Het gebied van het licht loopt vanaf het geheimzinnige kosmische wezen tot aan het ‘gewone’ licht dat de molens van het wetenschappelijke denken laat draaien. Als het tegenovergestelde van duisternis, kwaadaardigheid, onwetendheid, slaap en dood, vertegenwoordigt het licht wijsheid, goedheid en leven. In één opzicht is het een transformatie van mula­pra­kriti en dan is het de wortelsubstantie die nooit objectief kan worden voor de stervelingen van dit ras of deze ronde. Het is alleen objectief in zijn betrekking tot die Duisternis die absoluut Licht is, anders omvat het zowel geest als stof.

Drie soorten licht worden genoemd: a) het abstracte en het absolute dat duisternis is; b) het licht van het ongemanifesteerde-gemanifesteerde of de tweede logos; en c) de laatstgenoemde die is weerspiegeld in de dhyani-chohans, de lagere logoi, en aldus verstrooid raken op de lagere en meer objectieve gebieden. In zijn hoogste aspect is daiviprakriti (of het licht van de logos) de synthese van de zeven kosmische krachten die afdalen door de gemanifesteerde gebieden en condenseren tot vormen. De fysieke stof is gecondenseerd licht. Door licht wordt alles tot stand gebracht. Het is de oorsprong van het mentale zelf, het is daarom ook de wortel van het fysieke zelf (SD 1:430).

Het licht is niet noodzakelijkerwijs verbonden met warmte of hitte, omdat temperatuur een van de effecten is van de inwerking van licht op stof. De oude uitdrukking ‘koud licht’ slaat op het zwakke stralingslicht van fosforescentie. Licht wordt een relatief begrip op de gemanifesteerde gebieden en is afhankelijk van duisternis, wat voor andere wezens juist licht kan zijn, terwijl ons licht voor hun dan duisternis is. Nogmaals, wat licht is voor wezens op een hoger gebied van waarneming, kan voor ons duisternis betekenen omdat onze zintuigen er simpelweg ongevoelig voor zijn.

Lichtdrager

Ook Lichtbrenger

In de meeste beschaafde landen en sinds onheuglijke tijden is dit een begrip voor een ieder die licht aan anderen schenkt zoals Lucifer of Prometheus. Van de planeet Venus wordt gezegd dat die voor onze aarde een lichtbrenger is, in zowel een fysieke als een mystieke betekenis (SD 2:33).

Lichten

De vormende of scheppende uitstralingen of stralen van de hiërarchieën van wezens die in een reeks afdalen tot aan het fysieke licht. Fysiek licht is de verre weerkaatsing op ons gebied van het geestelijke licht dat emaneert uit de gezamenlijke groep van de Lichten en Vlammen.

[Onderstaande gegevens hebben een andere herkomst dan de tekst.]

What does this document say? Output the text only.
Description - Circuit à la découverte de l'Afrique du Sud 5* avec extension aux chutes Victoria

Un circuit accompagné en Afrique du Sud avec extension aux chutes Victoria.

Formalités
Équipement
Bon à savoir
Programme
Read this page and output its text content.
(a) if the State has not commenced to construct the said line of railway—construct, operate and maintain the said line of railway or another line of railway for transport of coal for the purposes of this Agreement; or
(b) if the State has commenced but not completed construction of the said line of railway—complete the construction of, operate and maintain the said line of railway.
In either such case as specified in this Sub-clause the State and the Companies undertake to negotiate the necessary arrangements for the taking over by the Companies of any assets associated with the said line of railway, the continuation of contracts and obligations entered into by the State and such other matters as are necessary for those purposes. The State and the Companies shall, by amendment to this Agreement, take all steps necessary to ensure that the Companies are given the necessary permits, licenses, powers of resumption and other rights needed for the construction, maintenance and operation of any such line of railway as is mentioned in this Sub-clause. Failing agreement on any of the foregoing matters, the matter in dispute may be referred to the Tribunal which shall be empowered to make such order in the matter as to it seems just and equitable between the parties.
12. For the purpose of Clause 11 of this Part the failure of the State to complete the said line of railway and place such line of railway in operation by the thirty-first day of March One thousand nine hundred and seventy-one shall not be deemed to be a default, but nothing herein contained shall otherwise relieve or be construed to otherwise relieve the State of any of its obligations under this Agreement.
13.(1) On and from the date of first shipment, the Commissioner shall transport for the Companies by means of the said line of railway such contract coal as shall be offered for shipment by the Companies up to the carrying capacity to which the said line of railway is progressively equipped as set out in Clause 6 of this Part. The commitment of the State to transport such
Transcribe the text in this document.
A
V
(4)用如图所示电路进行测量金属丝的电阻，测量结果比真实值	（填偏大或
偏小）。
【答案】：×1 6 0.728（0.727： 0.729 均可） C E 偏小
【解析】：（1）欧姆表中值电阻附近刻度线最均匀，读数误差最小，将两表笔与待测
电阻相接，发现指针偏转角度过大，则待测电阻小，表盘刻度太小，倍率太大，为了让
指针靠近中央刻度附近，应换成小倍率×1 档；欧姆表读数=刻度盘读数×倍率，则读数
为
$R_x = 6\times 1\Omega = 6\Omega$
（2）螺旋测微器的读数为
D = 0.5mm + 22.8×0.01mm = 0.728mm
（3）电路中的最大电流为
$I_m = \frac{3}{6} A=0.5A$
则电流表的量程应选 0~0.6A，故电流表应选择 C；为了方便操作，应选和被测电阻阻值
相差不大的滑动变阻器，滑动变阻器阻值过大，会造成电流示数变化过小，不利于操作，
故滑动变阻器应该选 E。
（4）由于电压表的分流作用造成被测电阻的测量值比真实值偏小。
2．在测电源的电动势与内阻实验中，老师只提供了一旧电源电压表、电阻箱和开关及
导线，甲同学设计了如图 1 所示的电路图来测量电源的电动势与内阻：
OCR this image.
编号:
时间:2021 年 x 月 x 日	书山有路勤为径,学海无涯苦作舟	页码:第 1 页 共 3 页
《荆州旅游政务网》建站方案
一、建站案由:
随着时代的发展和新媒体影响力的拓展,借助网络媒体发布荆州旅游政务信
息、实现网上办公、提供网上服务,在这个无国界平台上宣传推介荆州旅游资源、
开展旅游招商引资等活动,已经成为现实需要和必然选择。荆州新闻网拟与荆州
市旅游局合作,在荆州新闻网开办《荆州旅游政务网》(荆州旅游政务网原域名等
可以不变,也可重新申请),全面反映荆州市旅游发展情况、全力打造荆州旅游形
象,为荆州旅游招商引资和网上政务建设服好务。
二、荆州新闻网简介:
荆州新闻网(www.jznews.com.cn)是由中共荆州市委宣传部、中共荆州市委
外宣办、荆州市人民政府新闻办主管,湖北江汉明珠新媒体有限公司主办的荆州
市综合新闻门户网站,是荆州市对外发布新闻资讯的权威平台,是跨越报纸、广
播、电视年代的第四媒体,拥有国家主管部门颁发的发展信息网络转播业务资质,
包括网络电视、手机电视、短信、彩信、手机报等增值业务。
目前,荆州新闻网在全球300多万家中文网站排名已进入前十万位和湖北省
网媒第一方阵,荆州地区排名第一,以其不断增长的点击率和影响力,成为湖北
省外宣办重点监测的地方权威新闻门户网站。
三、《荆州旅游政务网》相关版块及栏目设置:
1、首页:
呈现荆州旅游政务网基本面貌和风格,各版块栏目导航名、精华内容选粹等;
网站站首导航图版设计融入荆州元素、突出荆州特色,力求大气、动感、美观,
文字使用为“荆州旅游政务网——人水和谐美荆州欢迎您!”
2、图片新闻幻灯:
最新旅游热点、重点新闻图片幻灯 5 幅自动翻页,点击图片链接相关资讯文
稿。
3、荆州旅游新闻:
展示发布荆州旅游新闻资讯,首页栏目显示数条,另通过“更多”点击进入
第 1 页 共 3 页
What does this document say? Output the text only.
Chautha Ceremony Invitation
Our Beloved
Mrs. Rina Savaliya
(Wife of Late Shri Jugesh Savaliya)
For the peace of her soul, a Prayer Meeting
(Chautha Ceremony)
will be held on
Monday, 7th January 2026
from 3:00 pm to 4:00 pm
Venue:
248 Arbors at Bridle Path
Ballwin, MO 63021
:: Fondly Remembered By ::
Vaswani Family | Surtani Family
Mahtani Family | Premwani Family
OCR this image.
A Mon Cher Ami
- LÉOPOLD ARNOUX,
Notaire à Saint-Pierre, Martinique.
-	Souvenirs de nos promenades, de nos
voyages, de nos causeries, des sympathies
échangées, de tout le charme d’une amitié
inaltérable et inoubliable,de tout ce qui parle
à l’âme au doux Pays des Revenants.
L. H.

Bovendien spreekt de Kabbalah van zes lichten die emaneren uit de Kroon of Kether.

Lichtgevende stof

Lichtgevende stof is die stof die van zichzelf licht geeft en geen weerkaatst licht laat zien.

Halley geloofde in het bestaan van zo’n stof in de interstellaire ruimte en De geheime leer verklaart dat de stof van een nevelvlek in diverse ontwikkelingsfasen, voordat die condenseert tot solaire of planetaire lichamen, luminescerend of lichtgevend is, en dat de planeten zelf ook licht geven voordat zij vaste bollen worden. De wetenschap kent al sinds lange tijd de luminescerende kwaliteiten van fosfor, radium en enkele andere stoffen.

Filosofisch gezien is het slechts een kwestie van keuze of we licht zien als een oorspronkelijke en rudimentaire stof en daar andere fenomenen van afleiden of dat we lichtgevendheid beschouwen als een gevolg van de trilling van moleculen — aangezien licht beide is. Maar de theosofie is het eens met de oorspronkelijke oeroude zienswijze waarin licht wordt beschouwd als het eerstverschijnende van alle gemanifesteerde dingen en ziet licht juist als de essentie van de stof en niet als het uiterlijk ervan. Ook hoeft licht niet altijd te worden geassocieerd met warmte, wat zelfs de kleinste gloeiworm aantoont.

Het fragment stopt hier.